Thinking about doing some mountain bike races? But have little mtb experience? Or no mtb bike? NO problem!
Here is how you do it:
Firstly, choose an endurance event because if you still do not want to throw your bike into a dumpster after a few hours of riding it means you like the sport and will likely stick with it. You can go for for example a 6-hour mtb race in Michigan.
Drive 9 hours to the race the day before.
On your drive to the race location stop to buy a bike and clipless pedals (who cares that you have not used such pedals on a mtb before).
Then stop again to buy biking shoes and have a guy in store install cleats on them for you.
10pm the day before the race remove the flat pedals that came with the bike and install those clipless pedals.
Yeah right, those flat pedals are so tight you cannot remove them. Hope that someone at the race location will be able to do it.
When race morning comes, make your friend help you remove those pedals. Remove one but the second one remains stuck. 30min to the start. But do not worry, who needs to test whether cleats position works for you or try to see whether she can clip in and out anyway? You will have 6 hours to find out.
Take the bike to a tent of a local bike store. Have three guys working on it, one of them breaking a pedal wrench in a process and the other cutting himself on your front ring. But they manage to do it! 5min to the start.
Oh right, test ride the bike sprinting to the start line. Try to clip in and out once or twice. All good.
And off you go! 6 hours on trails in a pissing rain.
If you are lucky (like I was), they stop the race after 4 hours because of race conditions – trails became mud pots, rocks and roots slippery, bikes do not shift anymore because everything is covered with a thick layer of mud and even if it was not your hands are so frozen that you cannot shift anymore anyway.
At the end of all this you are a mountain biker.
Ok, so the race was fun even though the weather was horrible (call me a sissy but I was not complaining one bit when they decided to shut it down after 4 hours). I have not wiped out at all and had to "test" whether I know how to clip out only once. I LOVED my new bike and my new pedals. Those clipless pedals are awesome for mtbiking.
We did around 7.2mile loops and I managed 5 in 3h38min so around 36miles of mountain biking (there were quite a lot of people racing but most of them did 8h team rides. There was only one another woman stupid enough to do 6h solo ride and I beat her. So I won the race, but there were only two of us:). With each loop I was getting more confident in my skills, unfortunately with every lap the conditions were getting worse and worse. It was great nevertheless. Some of those mtb guys were going as if they were cruising along a newly paved highway. They are crazy badasses! (I want one of those at home.)
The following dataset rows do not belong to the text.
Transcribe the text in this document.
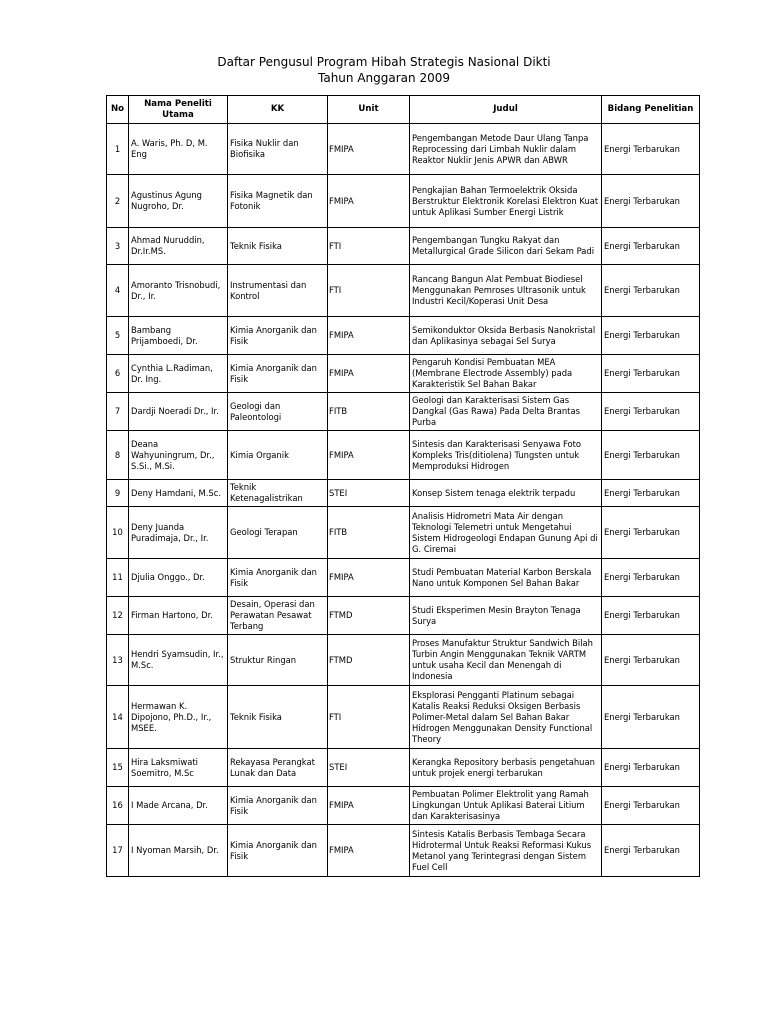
Daftar Pengusul Program Hibah Strategis Nasional Dikti
Tahun Anggaran 2009
No	Nama Peneliti Utama	KK	Unit	Judul	Bidang Penelitian
1	A. Waris, Ph. D, M. Eng	Fisika Nuklir dan Biofisika	FMIPA	Pengembangan Metode Daur Ulang Tanpa Reprocessing dari Limbah Nuklir dalam Reaktor Nuklir Jenis APWR dan ABWR	Energi Terbarukan
2	Agustinus Agung Nugroho, Dr.	Fisika Magnetik dan Fotonik	FMIPA	Pengkajian Bahan Termoelektrik Oksida Berstruktur Elektronik Korelasi Elektron Kuat untuk Aplikasi Sumber Energi Listrik	Energi Terbarukan
3	Ahmad Nuruddin, Dr.Ir.MS.	Teknik Fisika	FTI	Pengembangan Tungku Rakyat dan Metallurgical Grade Silicon dari Sekam Padi	Energi Terbarukan
4	Amoranto Trisnobudi, Dr., Ir.	Instrumentasi dan Kontrol	FTI	Rancang Bangun Alat Pembuat Biodiesel Menggunakan Pemroses Ultrasonik untuk Industri Kecil/Koperasi Unit Desa	Energi Terbarukan
5	Bambang Prijamboedi, Dr.	Kimia Anorganik dan Fisik	FMIPA	Semikonduktor Oksida Berbasis Nanokristal dan Aplikasinya sebagai Sel Surya	Energi Terbarukan
6	Cynthia L.Radiman, Dr. Ing.	Kimia Anorganik dan Fisik	FMIPA	Pengaruh Kondisi Pembuatan MEA (Membrane Electrode Assembly) pada Karakteristik Sel Bahan Bakar	Energi Terbarukan
7	Dardji Noeradi Dr., Ir.	Geologi dan Paleontologi	FITB	Geologi dan Karakterisasi Sistem Gas Dangkal (Gas Rawa) Pada Delta Brantas Purba	Energi Terbarukan
8	Deana Wahyuningrum, Dr., S.Si., M.Si.	Kimia Organik	FMIPA	Sintesis dan Karakterisasi Senyawa Foto Kompleks Tris(ditiolena) Tungsten untuk Memproduksi Hidrogen	Energi Terbarukan
9	Deny Hamdani, M.Sc.	Teknik Ketenagalistrikan	STEI	Konsep Sistem tenaga elektrik terpadu	Energi Terbarukan
10	Deny Juanda Puradimaja, Dr., Ir.	Geologi Terapan	FITB	Analisis Hidrometri Mata Air dengan Teknologi Telemetri untuk Mengetahui Sistem Hidrogeologi Endapan Gunung Api di G. Ciremai	Energi Terbarukan
11	Djulia Onggo., Dr.	Kimia Anorganik dan Fisik	FMIPA	Studi Pembuatan Material Karbon Berskala Nano untuk Komponen Sel Bahan Bakar	Energi Terbarukan
12	Firman Hartono, Dr.	Desain, Operasi dan Perawatan Pesawat Terbang	FTMD	Studi Eksperimen Mesin Brayton Tenaga Surya	Energi Terbarukan
13	Hendri Syamsudin, Ir., M.Sc.	Struktur Ringan	FTMD	Proses Manufaktur Struktur Sandwich Bilah Turbin Angin Menggunakan Teknik VARTM untuk usaha Kecil dan Menengah di Indonesia	Energi Terbarukan
14	Hermawan K. Dipojono, Ph.D., Ir., MSEE.	Teknik Fisika	FTI	Eksplorasi Pengganti Platinum sebagai Katalis Reaksi Reduksi Oksigen Berbasis Polimer-Metal dalam Sel Bahan Bakar Hidrogen Menggunakan Density Functional Theory	Energi Terbarukan
15	Hira Laksmiwati Soemitro, M.Sc	Rekayasa Perangkat Lunak dan Data	STEI	Kerangka Repository berbasis pengetahuan untuk projek energi terbarukan	Energi Terbarukan
16	I Made Arcana, Dr.	Kimia Anorganik dan Fisik	FMIPA	Pembuatan Polimer Elektrolit yang Ramah Lingkungan Untuk Aplikasi Baterai Litium dan Karakterisasinya	Energi Terbarukan
17	I Nyoman Marsih, Dr.	Kimia Anorganik dan Fisik	FMIPA	Sintesis Katalis Berbasis Tembaga Secara Hidrotermal Untuk Reaksi Reformasi Kukus Metanol yang Terintegrasi dengan Sistem Fuel Cell	Energi Terbarukan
Did I mention that I loved my bike, Giant Talon 2011? You remember a guy I met last year at a traffic light when I was biking home from the criterium race and he invited me to come to do a race with him? So he found that bike for me and it was a great deal. He is the nicest person ever! I mean seriously, I met him only three times and have not seen him for a year but he did the research, called the seller, discussed the bike specifics and price with him, arranged the meeting for me, sent me 30+ test messages about how I should test ride it to make sure it fits me, how to install the cleats, how to clean it afterwards. Isn’t it the nicest thing ever? We went out for a coffee on Sunday but before that we went to buy a bike rack for my car and he showed me how to assemble it and everything! I bought him cookies for his help, because who does not like cookies, right?
And I did not want to throw the bike into a dumpster at the end of the day so I guess it means I liked it and am hooked.